Toplantının açılışında bir konuşma yapan Tarakçı, Doğu Karadeniz mutfağının tanıtımı ve gelişimi için birçok çalışma yaptığını belirterek, "Karadeniz mutfağı dar ve mutfağının olmadığı konuşuluyordu. Çocukluğum aklıma geldi, yediğimiz yemekler akıma geldi ve dedim şöyle bir bakayım edeyim. Baktım ki bizim mutfak kültürü dünyanın bir çok ülkesiyle kıyasladığında katma değerli ve ekonomik değeri yüksek bir mutfak. Sadece biz kıyas yapmadığımız için mutfak kültürümüze çok fazla hakim değiliz. Reçeteleştirmediğimiz için, bunu müfredat haline getirmediğimiz için bugün ki konjekör de insanların sosyalleşme ihtiyacı duyduğu bir dönemde yöresel mutfaklara karşı olan özlemi de işin içerisine kattığımızda bu tarz mutfakların ön planda olduğunu gördük. Buradan yola çıkarak Nalia adı altında bir çok Karadeniz mutfak kültürünü birleştirdik” dedi.

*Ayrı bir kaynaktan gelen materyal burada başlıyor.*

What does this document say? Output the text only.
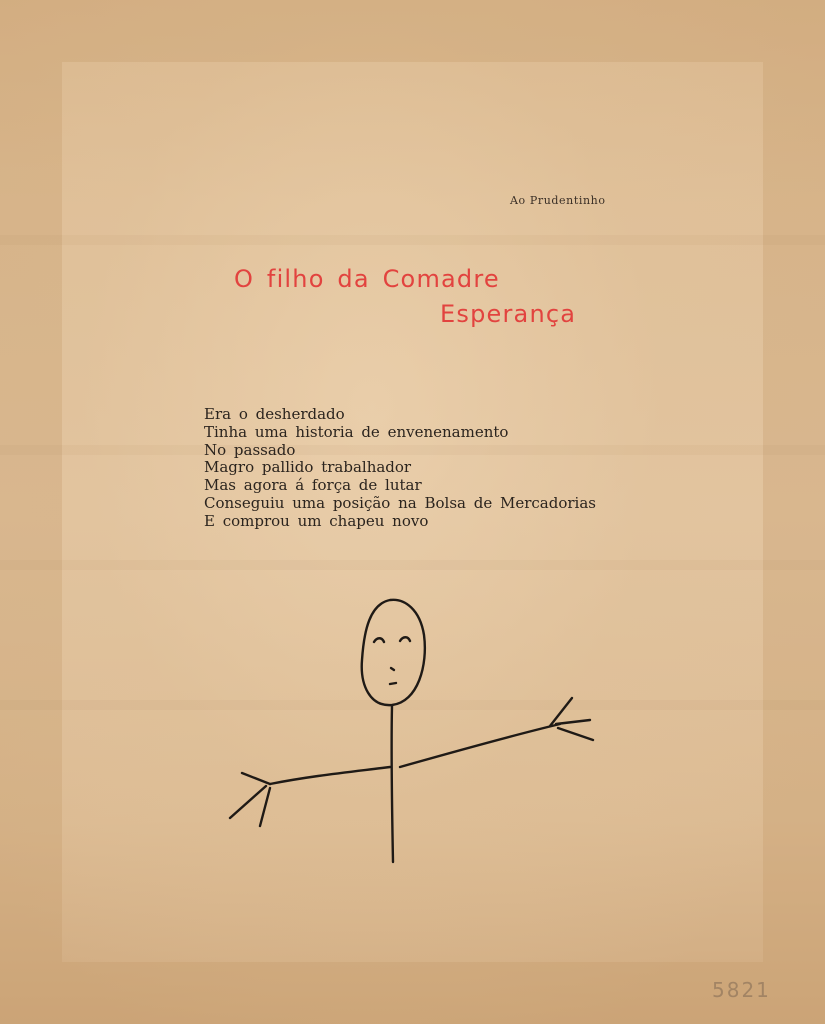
Ao Prudentinho
O filho da Comadre
Esperança
Era o desherdado
Tinha uma historia de envenenamento
No passado
Magro pallido trabalhador
Mas agora á força de lutar
Conseguiu uma posição na Bolsa de Mercadorias
E comprou um chapeu novo
5821
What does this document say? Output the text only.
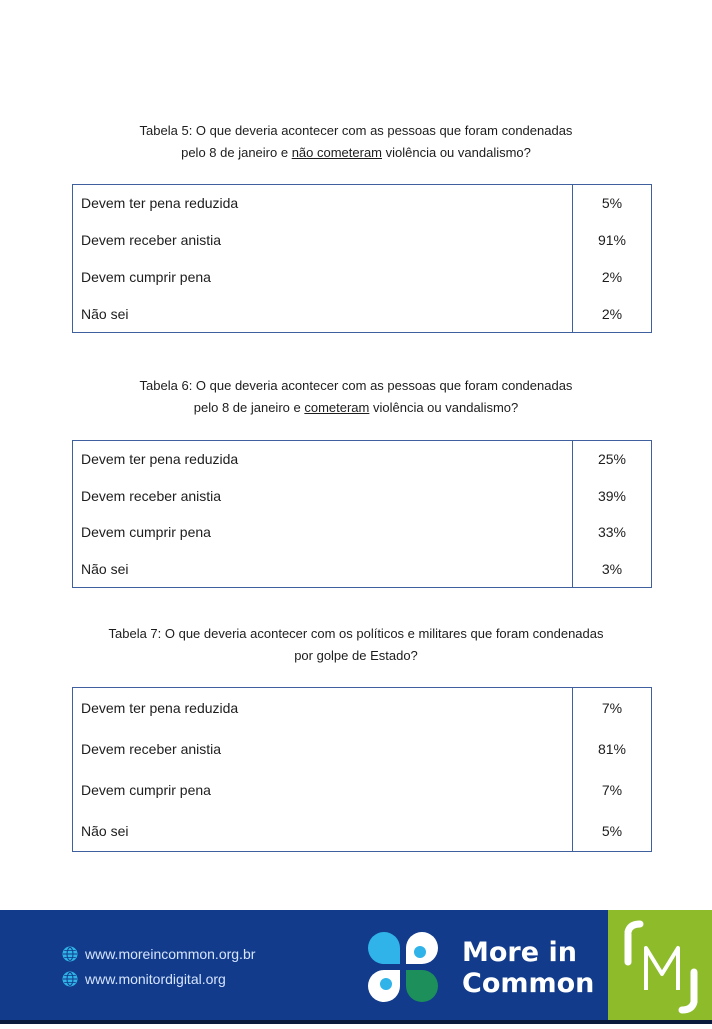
Tabela 5: O que deveria acontecer com as pessoas que foram condenadas
pelo 8 de janeiro e não cometeram violência ou vandalismo?
Devem ter pena reduzida	5%
Devem receber anistia	91%
Devem cumprir pena	2%
Não sei	2%
Tabela 6: O que deveria acontecer com as pessoas que foram condenadas
pelo 8 de janeiro e cometeram violência ou vandalismo?
Devem ter pena reduzida	25%
Devem receber anistia	39%
Devem cumprir pena	33%
Não sei	3%
Tabela 7: O que deveria acontecer com os políticos e militares que foram condenadas
por golpe de Estado?
Devem ter pena reduzida	7%
Devem receber anistia	81%
Devem cumprir pena	7%
Não sei	5%
www.moreincommon.org.br
www.monitordigital.org
More in
Common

"BÖLGE MUTFAĞIMIZA DEĞER KATMAK İÇİN BURADAYIZ"
20 milyon nüfuslu İstanbul’dan 350 bin nüfuslu Rize’ye neden gelip, yatırım yaptığına değinen Tarakçı, “Buraya ticaret için gelmedim. Az önce bahsettiğim değerler doğrultusunda bölge mutfak kültürümüze bir şeyler katmak amacıyla geldim. Dolayısıyla mutfağımızı hem reçeteleştirip, hem de müfredat haline getirmek amacıyla buradayım. Burada ilk yılımız. Yaz sezonu iyi geçti. Şu an bir kış sezonuna giriyoruz. Biz yaza daha iyi hazırlık yapabilmek amacıyla yazın oluşturmuş olduğumuz kadromuzu olduğu gibi koruyoruz. Yaza kadarda bu şekilde inşallah devam edeceğiz. Personelimizi hem işletmeye hem de menüye hazır hale gelmesi için çabalıyoruz” diye konuştu.
“MUTFAK İSİMLERİ BÖLGESELDİR BİZİM MUTFAĞIMIZ DOĞU KARADENİZ MUTFAĞIDIR”
Gaziantep mutfağı konusunda görüşlerini aktaran Tarakçı, “'Antep mutfağı' deniliyor. Şu tabiri özellikle dikkat çekmek için kullanıyorum. Mesela biz İzmir için 'İzmir mutfağı' demiyoruz, 'Ege mutfağı' diyoruz. Antalya için 'Antalya mutfağı' demiyoruz, 'Akdeniz mutfağı' diyoruz. Dolayısıyla yaptığımız çalışmalarda baktık ki ufak tefek geçmiş dönemlerden kültürel geçişler olsa bile. Giresun’dan itibaren Artvin’e kadar olan mutfak kültürü birbiriyle tamamen örtüşüyor. Dolayısıyla biz de isteriz ki Doğu Karadeniz mutfak kültürünü işleyelim. Yani Mezopotamya mutfağı, Anadolu mutfağı, o bölgenin bütün mutfağına Doğu Anadolu mutfağı, Güneydoğu Anadolu mutfağı diyebiliriz. Bu yüzden şehirlerle değilde bölgesel olarak mutfak isimleri adlandırılmalıdır” şeklinde konuştu.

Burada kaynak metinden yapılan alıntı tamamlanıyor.